Texto e fotos: Marcelo Leite

Nós tínhamos acabado de atravessar o continente africano e queríamos seguir nossa Expedição 5 Continentes pela Austrália. Despachamos a moto por navio. Um trajeto de uns 40 dias. Nesse período de espera, não queríamos ficar parados e a Beth, minha mulher, teve a ideia de irmos para o Vietnã, aproveitando um estoque de milhas aéreas que ainda tínhamos.

Eu já tinha um bom contato em Hanói, a capital, que entre outras coisas tinha algumas motos para alugar. Então lá fomos nós!

O país das motos!

Todo mundo já ouviu falar do Vietnã, nem que seja nos filmes de guerra, mas o que pouca gente sabe é que esse é o ´´País das motos´´! Todo mundo vai de moto. Fala-se em 40 milhões delas!

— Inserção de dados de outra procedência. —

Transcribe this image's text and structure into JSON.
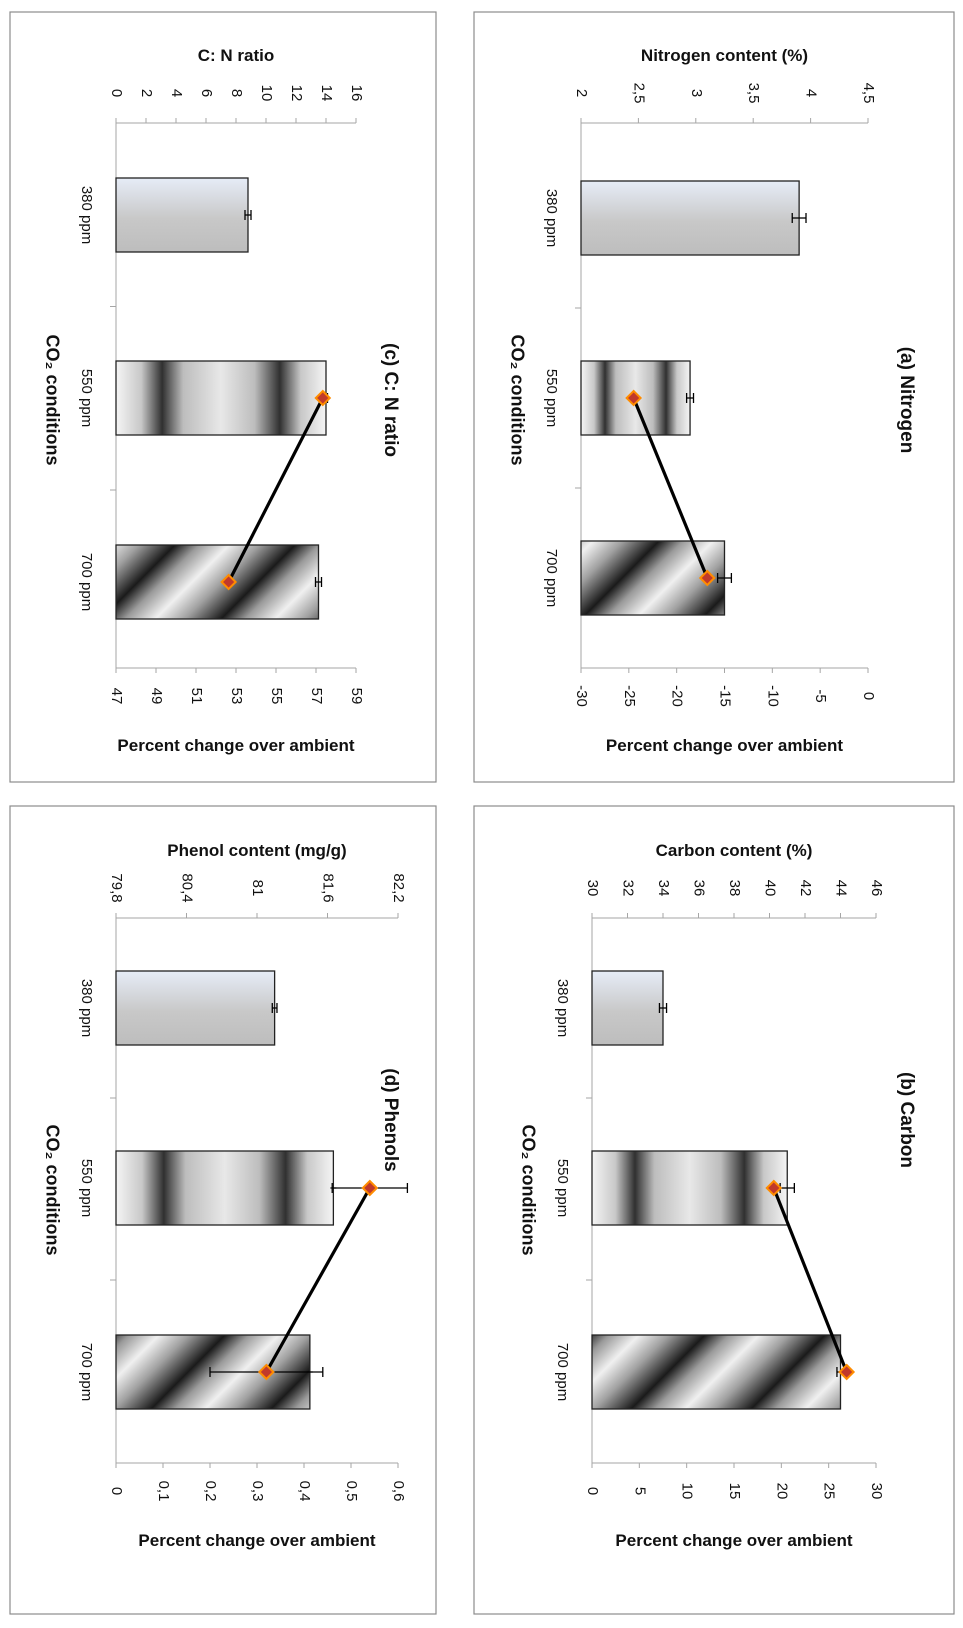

Nas cidades ou nos vilarejos há uma infinidade de pequenas oficinas de motos, borracharias de motos e lava-rápido de motos. Tem até posto de gasolina só para motos. Em todas as casas, lojas e hotéis há sempre uma pequena rampa para colocar a moto para dentro. Capacetes, capas e acessórios de motos são vendidos nas calçadas e nos mercados. Homens, mulheres, adolescentes e velhas senhoras, todo mundo vive o mundo das 2 rodas!

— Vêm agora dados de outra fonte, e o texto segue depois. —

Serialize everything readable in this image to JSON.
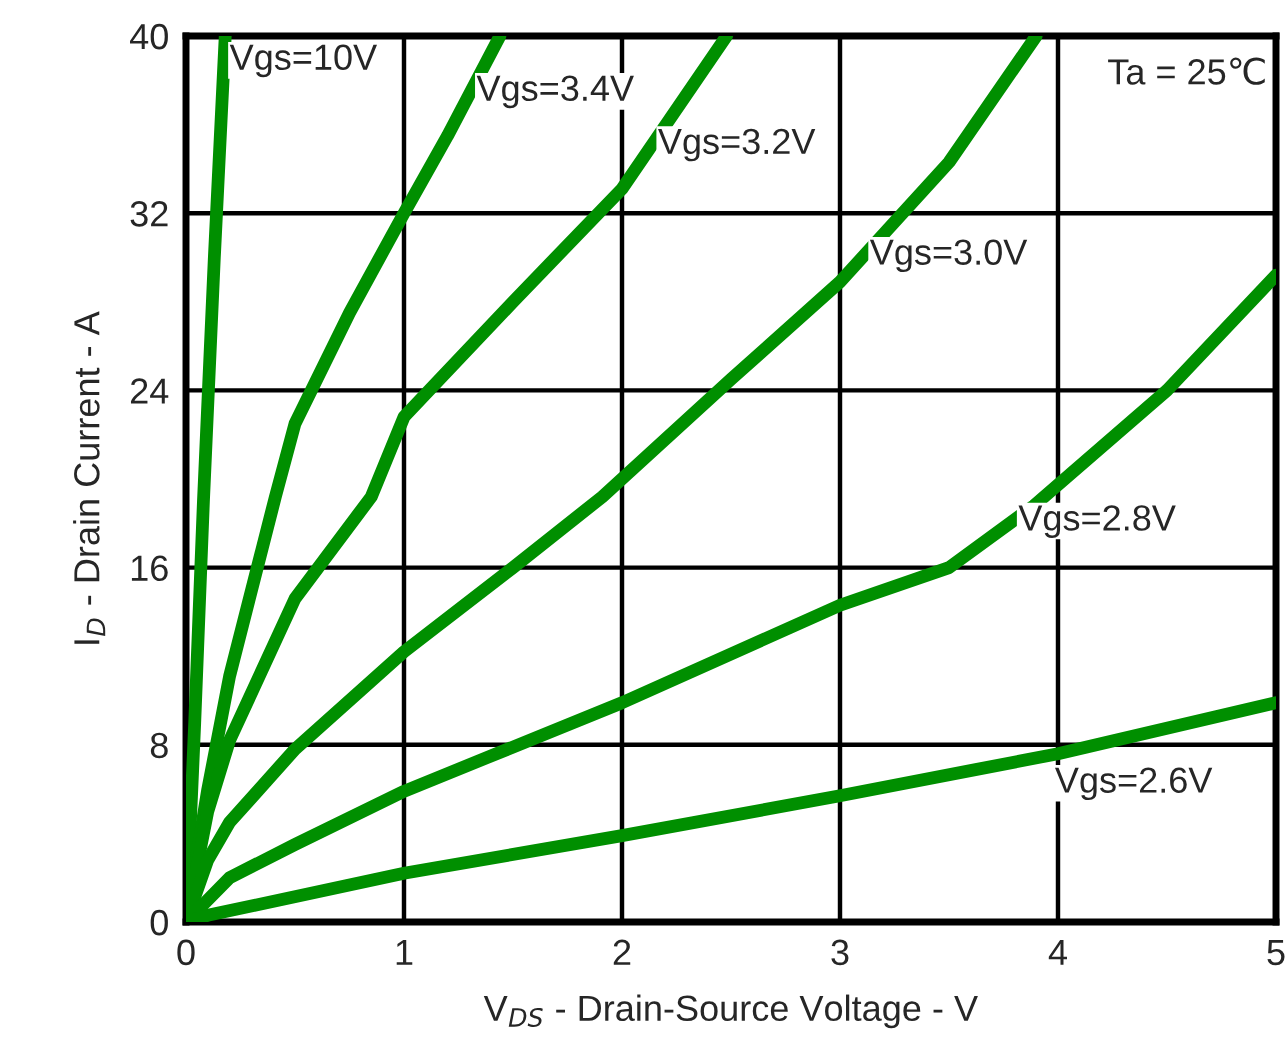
{
  "chart_data": {
    "type": "line",
    "xlabel": "V$_{DS}$ - Drain-Source Voltage - V",
    "ylabel": "I$_{D}$ - Drain Current - A",
    "xlim": [
      0,
      5
    ],
    "xticks": [
      0,
      1,
      2,
      3,
      4,
      5
    ],
    "ylim": [
      0,
      40
    ],
    "yticks": [
      0,
      8,
      16,
      24,
      32,
      40
    ],
    "grid": true,
    "line_style": "solid",
    "marker": "none",
    "series": [
      {
        "color": "#008f00",
        "x": [
          0,
          0.04,
          0.08,
          0.13,
          0.18
        ],
        "values": [
          0,
          9,
          19,
          30,
          40
        ]
      },
      {
        "color": "#008f00",
        "x": [
          0,
          0.1,
          0.2,
          0.41,
          0.5,
          0.75,
          1.0,
          1.2,
          1.44
        ],
        "values": [
          0,
          6,
          11.1,
          19.2,
          22.5,
          27.5,
          32,
          35.5,
          40
        ]
      },
      {
        "color": "#008f00",
        "x": [
          0,
          0.1,
          0.2,
          0.5,
          0.85,
          1.0,
          1.5,
          2.0,
          2.48
        ],
        "values": [
          0,
          5,
          8.2,
          14.6,
          19.2,
          22.8,
          28,
          33.1,
          40
        ]
      },
      {
        "color": "#008f00",
        "x": [
          0,
          0.1,
          0.2,
          0.5,
          1.0,
          1.5,
          1.91,
          2.5,
          3.0,
          3.5,
          3.9
        ],
        "values": [
          0,
          2.8,
          4.5,
          7.8,
          12.2,
          16,
          19.2,
          24.5,
          28.9,
          34.3,
          40
        ]
      },
      {
        "color": "#008f00",
        "x": [
          0,
          0.2,
          0.5,
          1.0,
          2.0,
          3.0,
          3.5,
          3.89,
          4.5,
          5.0
        ],
        "values": [
          0,
          2,
          3.5,
          5.9,
          9.9,
          14.3,
          16,
          18.8,
          24,
          29.2
        ]
      },
      {
        "color": "#008f00",
        "x": [
          0,
          0.1,
          1.0,
          2.0,
          3.0,
          4.0,
          5.0
        ],
        "values": [
          0,
          0.3,
          2.2,
          3.9,
          5.7,
          7.6,
          9.9
        ]
      }
    ],
    "annotations": [
      {
        "text": "Vgs=10V",
        "x": 0.1745,
        "y": 38.9
      },
      {
        "text": "Vgs=3.4V",
        "x": 1.307,
        "y": 37.5
      },
      {
        "text": "Vgs=3.2V",
        "x": 2.139,
        "y": 35.1
      },
      {
        "text": "Vgs=3.0V",
        "x": 3.111,
        "y": 30.1
      },
      {
        "text": "Vgs=2.8V",
        "x": 3.7925,
        "y": 18.1
      },
      {
        "text": "Vgs=2.6V",
        "x": 3.96,
        "y": 7.524
      },
      "Ta = 25℃"
    ]
  }
}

Quando chegamos, a imprensa local anunciava o investimento da Honda em uma fábrica dedicada à fabricação de motos de pequena cilindrada. Falava-se em alguns milhões de unidades por ano, um absurdo para nossas referências!

O primeiro dia pelas ruas de Hanói foi uma doidera total. Raríssimos carros e um oceano de scooters e pequenas motos em todas as direções. Quase um formigueiro! À primeira vista parece um caos e não dá para entender nada do que acontece, mas aos poucos vamos vendo que todo mundo se entende, negociando cada milímetro de chão. E acredite, não vimos nenhum acidente apesar da confusão toda.

Fomos direto ver o que teríamos de moto: uma Honda XR250! Muito parecida com as nossas Tornados. Me senti em casa.

Nossas botas, jaquetas e capacetes tinham embarcado na mesma caixa com nossa moto para a Austrália. Pegamos então dois capacetes emprestados, bem ruinzinhos; compramos capas de chuva no mercado e na falta de botas adotamos o velho truque das sacolas plásticas por dentro e fora dos tênis.

Nada de GPS. Ficamos algum tempo rabiscando mapas e depois de algumas cervejas, já tínhamos nossa rota. Iriamos subir pelas montanhas ao norte até a fronteira da China e depois desceríamos basicamente pelo litoral até a cidade de Ho Chi Minh (ex-Saigon), nosso destino final.

Pegamos algumas peças, ferramentas e alguns tirantes feitos de câmara de ar. A moto tinha uns alforjes bem funcionais e robustos apesar do gosto duvidoso. E claro, nossa inseparável DryBag.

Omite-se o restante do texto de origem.